Golden Boy
Alison Weir
- Quiet Rage: Bernie Goetz and the Shootings on the New York Subway by Lillian Rubin
Faber, 265 pp, £4.95, October 1987, ISBN 0 571 14944 8
On 22 December 1984, Bernard Goetz got into a subway car in New York City and sat down at the back with four young blacks. Wondering what this ‘white dude’ was up to, they teasingly asked him for five dollars to play a video game. When one of the four put his hand in his pocket, Goetz got up, pulled out his pistol, leant against the post to steady himself and said, ‘Yeah, I’ve got five dollars for each of you,’ as he shot them one by one. Two of the youths ran away towards the other end of the car. One ‘tried to run through the wall of the train’. After the shooting, Goetz took a good look at each of his victims ‘to make sure they were cold, that they’d been taken care of’. When one of them stirred, Goetz fired into him again, saying: ‘You seem to be doing all right, here’s another.’ Then he let himself out of the train, which had stopped short of the station in response to the emergency signal, and walked away down the tunnel.
Letters
Vol. 10 No. 7 · 31 March 1988
From Charles Dicken
SIR: Some of the bigoted, only-whites-are-racist version of anti-racism treated by Dervla Murphy can be seen in Alison Weir’s review of Lillian Rubin’s book on Bernie Goetz, which happens to follow the review of Murphy in the 18 February issue. How much of the selectivity in the account of the New York subway shootings of four young blacks is Weir’s and how much is Rubin’s, I do not know. Some of the particulars, inter alia, which do not appear are these: Goetz had previously been the victim of a mugging by black assailants which left a permanent injury. All four of the blacks who confronted Goetz on the subway had extensive criminal records. Most accounts have the four approaching Goetz, rather than his sitting down ‘with’ them. Although none carried specially-sharpened screwdrivers, as claimed in early news reports, all did carry screwdrivers, a fact Weir omits. These are on occasion used lethally, as in the death of an actor who pursued a car burglar two years ago outside the Old Globe Theatre in San Diego. A poll taken in New York at the time of Goetz’s trial found a large majority of both white and Latino respondents believed Goetz innocent of crime in the shootings, as well as almost half of black respondents. In the event, a jury which included blacks acquitted Goetz on grounds of self-defence. New Yorkers and other Americans are indeed fearful of violence, which occurs at a much higher rate than in the UK. There is victimhood on both sides of the colour line, and there is moral culpability.
Charles Dicken
San Diego State University
Vol. 10 No. 9 · 5 May 1988
From Alison Weir
SIR: I refer Charles Dicken (Letters, 31 March) to Rubin’s book-Quiet Rage, for an account of the Goetz shooting: not having read the book himself, he is woefully at sea as to the reported facts. None of these young men (half Goetz’s age and all shorter than their attacker) had been convicted of serious crime; only two were carrying screwdrivers, found in their pockets after they had been shot in cold blood; and, yes, Goetz, armed with his unlicensed gun, did elect to sit with the boys and not with the twenty whites at the front of the carriage. Goetz had been mugged a good three years before he opened fire on these strangers. All subway travellers are nervous: nevertheless, at the time of the trial, 45 per cent of New Yorkers approved of the shooting and 46 per cent disapproved.

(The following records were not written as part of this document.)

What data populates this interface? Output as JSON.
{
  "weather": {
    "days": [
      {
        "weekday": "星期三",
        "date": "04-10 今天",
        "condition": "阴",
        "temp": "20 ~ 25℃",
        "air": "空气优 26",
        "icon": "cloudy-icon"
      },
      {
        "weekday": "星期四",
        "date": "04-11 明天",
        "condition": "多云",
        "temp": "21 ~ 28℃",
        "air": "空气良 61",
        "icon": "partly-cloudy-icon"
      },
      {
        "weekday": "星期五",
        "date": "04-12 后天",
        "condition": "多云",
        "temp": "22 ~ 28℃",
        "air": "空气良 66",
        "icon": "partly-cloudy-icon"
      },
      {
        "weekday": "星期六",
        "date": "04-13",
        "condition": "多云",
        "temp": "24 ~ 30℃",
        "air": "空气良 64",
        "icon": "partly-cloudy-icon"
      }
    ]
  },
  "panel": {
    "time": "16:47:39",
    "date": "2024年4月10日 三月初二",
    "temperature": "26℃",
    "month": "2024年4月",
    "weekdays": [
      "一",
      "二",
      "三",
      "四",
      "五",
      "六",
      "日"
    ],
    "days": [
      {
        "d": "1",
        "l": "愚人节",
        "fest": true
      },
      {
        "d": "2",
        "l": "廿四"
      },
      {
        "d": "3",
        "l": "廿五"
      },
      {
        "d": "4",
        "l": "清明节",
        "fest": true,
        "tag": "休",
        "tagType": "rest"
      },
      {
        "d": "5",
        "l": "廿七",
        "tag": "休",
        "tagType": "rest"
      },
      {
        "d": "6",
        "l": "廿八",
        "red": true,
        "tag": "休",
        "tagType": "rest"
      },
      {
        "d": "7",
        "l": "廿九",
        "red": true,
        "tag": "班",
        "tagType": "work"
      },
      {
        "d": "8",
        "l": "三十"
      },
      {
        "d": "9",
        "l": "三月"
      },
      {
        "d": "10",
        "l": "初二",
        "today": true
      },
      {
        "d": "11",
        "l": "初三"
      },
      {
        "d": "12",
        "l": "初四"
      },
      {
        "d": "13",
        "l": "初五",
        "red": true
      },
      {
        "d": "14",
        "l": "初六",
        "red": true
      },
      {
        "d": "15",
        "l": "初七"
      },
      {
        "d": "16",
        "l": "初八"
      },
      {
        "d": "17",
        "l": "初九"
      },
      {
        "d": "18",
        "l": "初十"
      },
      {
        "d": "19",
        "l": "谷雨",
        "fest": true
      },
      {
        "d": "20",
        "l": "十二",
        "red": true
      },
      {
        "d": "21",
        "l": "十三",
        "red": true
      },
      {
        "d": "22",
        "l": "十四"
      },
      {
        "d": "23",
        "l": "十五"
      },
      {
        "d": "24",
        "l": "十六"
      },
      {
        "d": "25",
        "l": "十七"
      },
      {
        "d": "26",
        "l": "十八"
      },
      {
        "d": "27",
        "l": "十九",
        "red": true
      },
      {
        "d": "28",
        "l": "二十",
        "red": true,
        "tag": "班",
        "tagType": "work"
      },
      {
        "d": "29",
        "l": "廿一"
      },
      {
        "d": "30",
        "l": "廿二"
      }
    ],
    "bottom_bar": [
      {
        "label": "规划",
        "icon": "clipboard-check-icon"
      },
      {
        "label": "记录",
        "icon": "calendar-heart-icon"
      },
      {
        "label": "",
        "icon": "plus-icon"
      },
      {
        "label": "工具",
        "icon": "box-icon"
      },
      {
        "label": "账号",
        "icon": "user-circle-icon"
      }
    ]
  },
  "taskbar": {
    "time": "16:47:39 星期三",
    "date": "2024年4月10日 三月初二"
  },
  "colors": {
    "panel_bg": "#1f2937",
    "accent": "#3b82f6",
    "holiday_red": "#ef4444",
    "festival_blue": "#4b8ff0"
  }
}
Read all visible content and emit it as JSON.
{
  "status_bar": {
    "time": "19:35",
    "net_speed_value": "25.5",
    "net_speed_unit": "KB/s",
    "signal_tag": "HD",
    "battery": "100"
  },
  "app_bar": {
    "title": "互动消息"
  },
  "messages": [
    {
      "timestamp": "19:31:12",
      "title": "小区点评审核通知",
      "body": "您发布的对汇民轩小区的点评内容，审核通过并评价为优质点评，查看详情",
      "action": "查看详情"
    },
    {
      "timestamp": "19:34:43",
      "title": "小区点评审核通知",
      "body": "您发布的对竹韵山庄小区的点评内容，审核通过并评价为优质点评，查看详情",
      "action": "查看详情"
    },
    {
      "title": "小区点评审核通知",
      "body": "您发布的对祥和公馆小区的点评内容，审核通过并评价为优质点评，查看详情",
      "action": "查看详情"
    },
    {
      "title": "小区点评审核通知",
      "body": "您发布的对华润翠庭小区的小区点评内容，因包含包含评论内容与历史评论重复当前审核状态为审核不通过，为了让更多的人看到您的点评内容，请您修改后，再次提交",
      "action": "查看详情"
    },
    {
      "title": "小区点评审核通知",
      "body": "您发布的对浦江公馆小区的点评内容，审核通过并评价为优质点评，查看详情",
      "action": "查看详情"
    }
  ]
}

I am delighted to be mentioned in the same breath as Dervla Murphy, but the question of racism must arise after Goetz’s astonishing acquittal – two years after the crime – on a count of ‘attempted murder, assault and reckless endangerment of human life’ (he was only found guilty on one count of illegal weapons’ possession). Had the skin colour of the protagonists in this sad story been reversed, acquittal would have been most unlikely.